A 20-count indictment charging four former employees of BP America, Inc. for the incident was also issued yesterday.
The company will also face
$50 million in criminal fines, as agreed in a guilty plea to a one-count felony violation of the Clean Air Act from a 2005 explosion at a BP refinery in Texas that killed 15 and injured 180.
Additionally, the company will pay $12 million in criminal fines, $4 million in payments to the National Fish and Wildlife Foundation and $4 million in criminal restitution to the state of Alaska as part of a guilty plea for pipeline leaks of crude oil in the state.

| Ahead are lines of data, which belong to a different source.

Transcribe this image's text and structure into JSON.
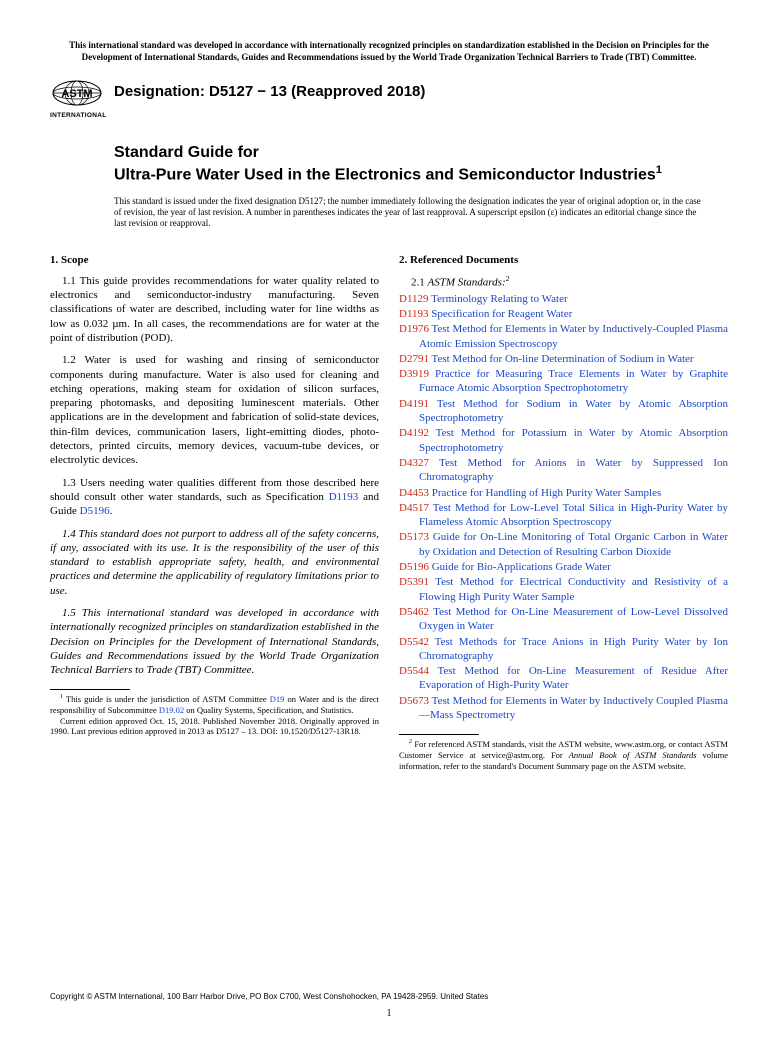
{
  "top_notice": "This international standard was developed in accordance with internationally recognized principles on standardization established in the Decision on Principles for the Development of International Standards, Guides and Recommendations issued by the World Trade Organization Technical Barriers to Trade (TBT) Committee.",
  "logo_text": "INTERNATIONAL",
  "designation": "Designation: D5127 − 13 (Reapproved 2018)",
  "title_prefix": "Standard Guide for",
  "title_main": "Ultra-Pure Water Used in the Electronics and Semiconductor Industries",
  "title_sup": "1",
  "issued_note": "This standard is issued under the fixed designation D5127; the number immediately following the designation indicates the year of original adoption or, in the case of revision, the year of last revision. A number in parentheses indicates the year of last reapproval. A superscript epsilon (ε) indicates an editorial change since the last revision or reapproval.",
  "scope": {
    "heading": "1. Scope",
    "p1": "1.1 This guide provides recommendations for water quality related to electronics and semiconductor-industry manufacturing. Seven classifications of water are described, including water for line widths as low as 0.032 µm. In all cases, the recommendations are for water at the point of distribution (POD).",
    "p2": "1.2 Water is used for washing and rinsing of semiconductor components during manufacture. Water is also used for cleaning and etching operations, making steam for oxidation of silicon surfaces, preparing photomasks, and depositing luminescent materials. Other applications are in the development and fabrication of solid-state devices, thin-film devices, communication lasers, light-emitting diodes, photo-detectors, printed circuits, memory devices, vacuum-tube devices, or electrolytic devices.",
    "p3_pre": "1.3 Users needing water qualities different from those described here should consult other water standards, such as Specification ",
    "p3_link1": "D1193",
    "p3_mid": " and Guide ",
    "p3_link2": "D5196",
    "p3_post": ".",
    "p4": "1.4 This standard does not purport to address all of the safety concerns, if any, associated with its use. It is the responsibility of the user of this standard to establish appropriate safety, health, and environmental practices and determine the applicability of regulatory limitations prior to use.",
    "p5": "1.5 This international standard was developed in accordance with internationally recognized principles on standardization established in the Decision on Principles for the Development of International Standards, Guides and Recommendations issued by the World Trade Organization Technical Barriers to Trade (TBT) Committee."
  },
  "footnote1": {
    "pre": " This guide is under the jurisdiction of ASTM Committee ",
    "link1": "D19",
    "mid1": " on Water and is the direct responsibility of Subcommittee ",
    "link2": "D19.02",
    "mid2": " on Quality Systems, Specification, and Statistics.",
    "para2": "Current edition approved Oct. 15, 2018. Published November 2018. Originally approved in 1990. Last previous edition approved in 2013 as D5127 – 13. DOI: 10.1520/D5127-13R18."
  },
  "refs": {
    "heading": "2. Referenced Documents",
    "sub_num": "2.1 ",
    "sub_ital": "ASTM Standards:",
    "sub_sup": "2",
    "items": [
      {
        "code": "D1129",
        "text": " Terminology Relating to Water"
      },
      {
        "code": "D1193",
        "text": " Specification for Reagent Water"
      },
      {
        "code": "D1976",
        "text": " Test Method for Elements in Water by Inductively-Coupled Plasma Atomic Emission Spectroscopy"
      },
      {
        "code": "D2791",
        "text": " Test Method for On-line Determination of Sodium in Water"
      },
      {
        "code": "D3919",
        "text": " Practice for Measuring Trace Elements in Water by Graphite Furnace Atomic Absorption Spectrophotometry"
      },
      {
        "code": "D4191",
        "text": " Test Method for Sodium in Water by Atomic Absorption Spectrophotometry"
      },
      {
        "code": "D4192",
        "text": " Test Method for Potassium in Water by Atomic Absorption Spectrophotometry"
      },
      {
        "code": "D4327",
        "text": " Test Method for Anions in Water by Suppressed Ion Chromatography"
      },
      {
        "code": "D4453",
        "text": " Practice for Handling of High Purity Water Samples"
      },
      {
        "code": "D4517",
        "text": " Test Method for Low-Level Total Silica in High-Purity Water by Flameless Atomic Absorption Spectroscopy"
      },
      {
        "code": "D5173",
        "text": " Guide for On-Line Monitoring of Total Organic Carbon in Water by Oxidation and Detection of Resulting Carbon Dioxide"
      },
      {
        "code": "D5196",
        "text": " Guide for Bio-Applications Grade Water"
      },
      {
        "code": "D5391",
        "text": " Test Method for Electrical Conductivity and Resistivity of a Flowing High Purity Water Sample"
      },
      {
        "code": "D5462",
        "text": " Test Method for On-Line Measurement of Low-Level Dissolved Oxygen in Water"
      },
      {
        "code": "D5542",
        "text": " Test Methods for Trace Anions in High Purity Water by Ion Chromatography"
      },
      {
        "code": "D5544",
        "text": " Test Method for On-Line Measurement of Residue After Evaporation of High-Purity Water"
      },
      {
        "code": "D5673",
        "text": " Test Method for Elements in Water by Inductively Coupled Plasma—Mass Spectrometry"
      }
    ]
  },
  "footnote2": {
    "pre": " For referenced ASTM standards, visit the ASTM website, www.astm.org, or contact ASTM Customer Service at service@astm.org. For ",
    "ital": "Annual Book of ASTM Standards",
    "post": " volume information, refer to the standard's Document Summary page on the ASTM website."
  },
  "copyright": "Copyright © ASTM International, 100 Barr Harbor Drive, PO Box C700, West Conshohocken, PA 19428-2959. United States",
  "page_num": "1",
  "colors": {
    "link": "#1947c5",
    "code": "#c52b19",
    "text": "#000000",
    "bg": "#ffffff"
  }
}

The company will pay a $7 million civil penalty and undergo a one-year compliance monitoring plan for violations stemming from management of customers’ capacity rights on interstate natural gas pipelines and storage facilities.
Campus officials said the settlements are separate from the deal with BP.
“The contract is about biofuels—it’s looking toward the future and we’re not focusing on anything outside that area,” said campus spokesperson Robert Sanders, adding that, while a date has not been set, he estimates the contract will be signed in early November.
Members of the Energy Biosciences Institute Executive Committee said that, while the cases have not been brought into the committee’s discussion, the legal team has considered the settlements.
“The action took lives, so it’s certainly an issue that’s of concern,” said Dan Kammen, professor in the Energy and Resources Group and a committee member. “Any time you’re dealing with a company that’s had issues ... it comes up in discussion.”
Some students said the BP deal should not be encouraged.
“I think it’s just a classic case of the way businesses work,” said Nathan Murthy, a member of student group Stop BP-Berkeley. “If it saves them money, even in light of a disaster situation, ... (they think) let’s just ignore the cost.